說著,她又甩出一把符籙,這次的火劍更加刁鑽,有幾道甚至繞了個彎,去攻擊隊伍最後麵那幾個正在試圖結陣的弟子,直接把他們的陣型給攪和黃了。
“阿甲!彆光看著!地上還有沒有存貨?給他們加點料!”楚清歌指揮道。
阿甲恍然大悟,立刻用它靈活的爪子,把之前挖陷阱多出來的小石子、土塊,用巧勁朝著那些忙於應付火劍的弟子下盤彈射過去。
“噗通!”
“哎呦!”
本就手忙腳亂的弟子,被這來自地麵的“暗器”一乾擾,更是摔作一團,醜態百出。
小朱朱也沒閒著,趁著混亂,它的幻術效果倍增。在那些弟子眼中,周圍的樹木仿佛活了過來,張牙舞爪;地上的落葉變成了滑溜溜的苔蘚;甚至同伴的臉,偶爾都會變成陸明遠那張陰沉的老臉,嚇得他們攻擊都遲疑了半分。
赤羽則精準點殺,哪個弟子剛擺脫火劍和幻術的困擾,試圖組織有效進攻,它就一口濃縮的小火球噴過去,逼得對方不得不再次防禦。
沈墨靠在阿甲身邊,看著楚清歌站在前方,如同一個不知疲倦的“符籙噴射機”,用這種他聞所未聞、見所未見的“丹火化劍符”,硬生生攪亂了一支由築基修士帶領的追兵隊伍。
他看著她因為專注和快速消耗靈力而微微泛紅的臉頰,看著她嘴角那抹混合著緊張和興奮的笑意,看著她用一種近乎“胡鬨”的方式,為他,為他們所有人,爭取著寶貴的喘息之機。
心中那片冰原,似乎又被這熾熱而混亂的丹火,融化了一小塊。
他閉上眼,不再去看那“慘不忍睹”的戰鬥畫麵,而是全力運轉起殘存的靈力,試圖儘快恢複哪怕一絲行動力。
他知道,楚清歌的這種打法,消耗極大,不可能持久。

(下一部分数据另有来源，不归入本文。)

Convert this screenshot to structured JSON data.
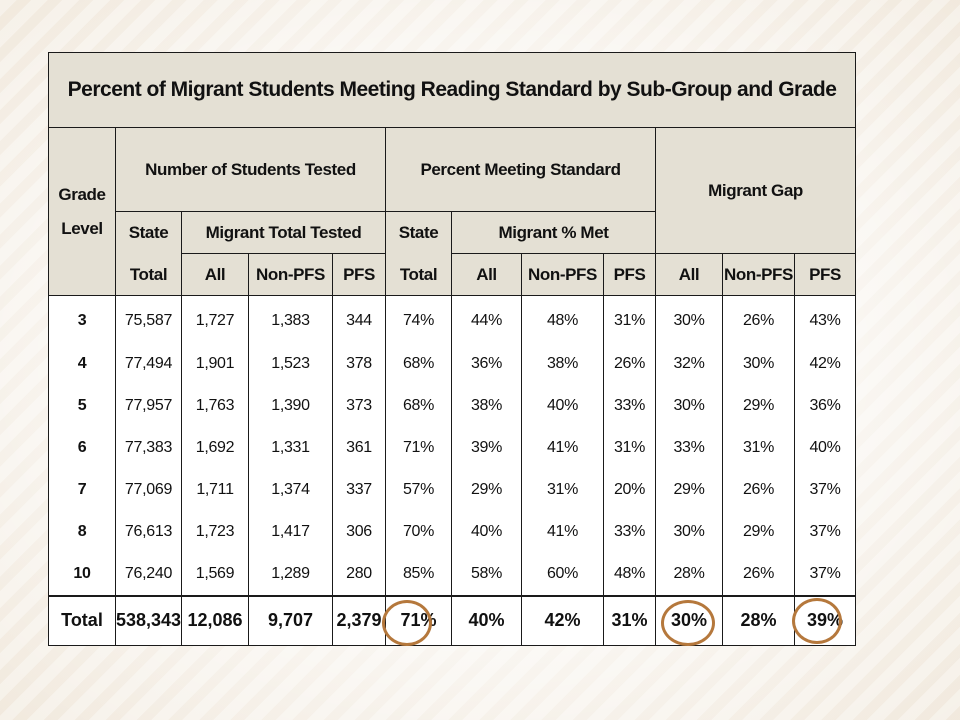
{
  "title": "Percent of Migrant Students Meeting Reading Standard by Sub-Group and Grade",
  "headers": {
    "grade_line1": "Grade",
    "grade_line2": "Level",
    "tested": "Number of Students Tested",
    "percent": "Percent Meeting Standard",
    "gap": "Migrant Gap",
    "state_top": "State",
    "state_total": "Total",
    "migrant_total_tested": "Migrant Total Tested",
    "migrant_pct_met": "Migrant % Met",
    "all": "All",
    "nonpfs": "Non-PFS",
    "pfs": "PFS"
  },
  "rows": [
    {
      "grade": "3",
      "state_total": "75,587",
      "all": "1,727",
      "nonpfs": "1,383",
      "pfs": "344",
      "state_pct": "74%",
      "pct_all": "44%",
      "pct_nonpfs": "48%",
      "pct_pfs": "31%",
      "gap_all": "30%",
      "gap_nonpfs": "26%",
      "gap_pfs": "43%"
    },
    {
      "grade": "4",
      "state_total": "77,494",
      "all": "1,901",
      "nonpfs": "1,523",
      "pfs": "378",
      "state_pct": "68%",
      "pct_all": "36%",
      "pct_nonpfs": "38%",
      "pct_pfs": "26%",
      "gap_all": "32%",
      "gap_nonpfs": "30%",
      "gap_pfs": "42%"
    },
    {
      "grade": "5",
      "state_total": "77,957",
      "all": "1,763",
      "nonpfs": "1,390",
      "pfs": "373",
      "state_pct": "68%",
      "pct_all": "38%",
      "pct_nonpfs": "40%",
      "pct_pfs": "33%",
      "gap_all": "30%",
      "gap_nonpfs": "29%",
      "gap_pfs": "36%"
    },
    {
      "grade": "6",
      "state_total": "77,383",
      "all": "1,692",
      "nonpfs": "1,331",
      "pfs": "361",
      "state_pct": "71%",
      "pct_all": "39%",
      "pct_nonpfs": "41%",
      "pct_pfs": "31%",
      "gap_all": "33%",
      "gap_nonpfs": "31%",
      "gap_pfs": "40%"
    },
    {
      "grade": "7",
      "state_total": "77,069",
      "all": "1,711",
      "nonpfs": "1,374",
      "pfs": "337",
      "state_pct": "57%",
      "pct_all": "29%",
      "pct_nonpfs": "31%",
      "pct_pfs": "20%",
      "gap_all": "29%",
      "gap_nonpfs": "26%",
      "gap_pfs": "37%"
    },
    {
      "grade": "8",
      "state_total": "76,613",
      "all": "1,723",
      "nonpfs": "1,417",
      "pfs": "306",
      "state_pct": "70%",
      "pct_all": "40%",
      "pct_nonpfs": "41%",
      "pct_pfs": "33%",
      "gap_all": "30%",
      "gap_nonpfs": "29%",
      "gap_pfs": "37%"
    },
    {
      "grade": "10",
      "state_total": "76,240",
      "all": "1,569",
      "nonpfs": "1,289",
      "pfs": "280",
      "state_pct": "85%",
      "pct_all": "58%",
      "pct_nonpfs": "60%",
      "pct_pfs": "48%",
      "gap_all": "28%",
      "gap_nonpfs": "26%",
      "gap_pfs": "37%"
    }
  ],
  "total": {
    "label": "Total",
    "state_total": "538,343",
    "all": "12,086",
    "nonpfs": "9,707",
    "pfs": "2,379",
    "state_pct": "71%",
    "pct_all": "40%",
    "pct_nonpfs": "42%",
    "pct_pfs": "31%",
    "gap_all": "30%",
    "gap_nonpfs": "28%",
    "gap_pfs": "39%"
  },
  "colors": {
    "header_bg": "#e4e0d4",
    "circle": "#b5783c",
    "background": "#f6f1e9"
  }
}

真正的危機,還未解除。
楚清歌又甩出一把符籙,感覺自己的靈力也快要見底了,她喘著氣,回頭對沈墨喊道:“沈師兄!你再堅持一下!等我再畫兩打……不,一打!撐住啊!”
她的聲音帶著明顯的疲憊,但那股子“搞事情”的勁頭,卻絲毫未減。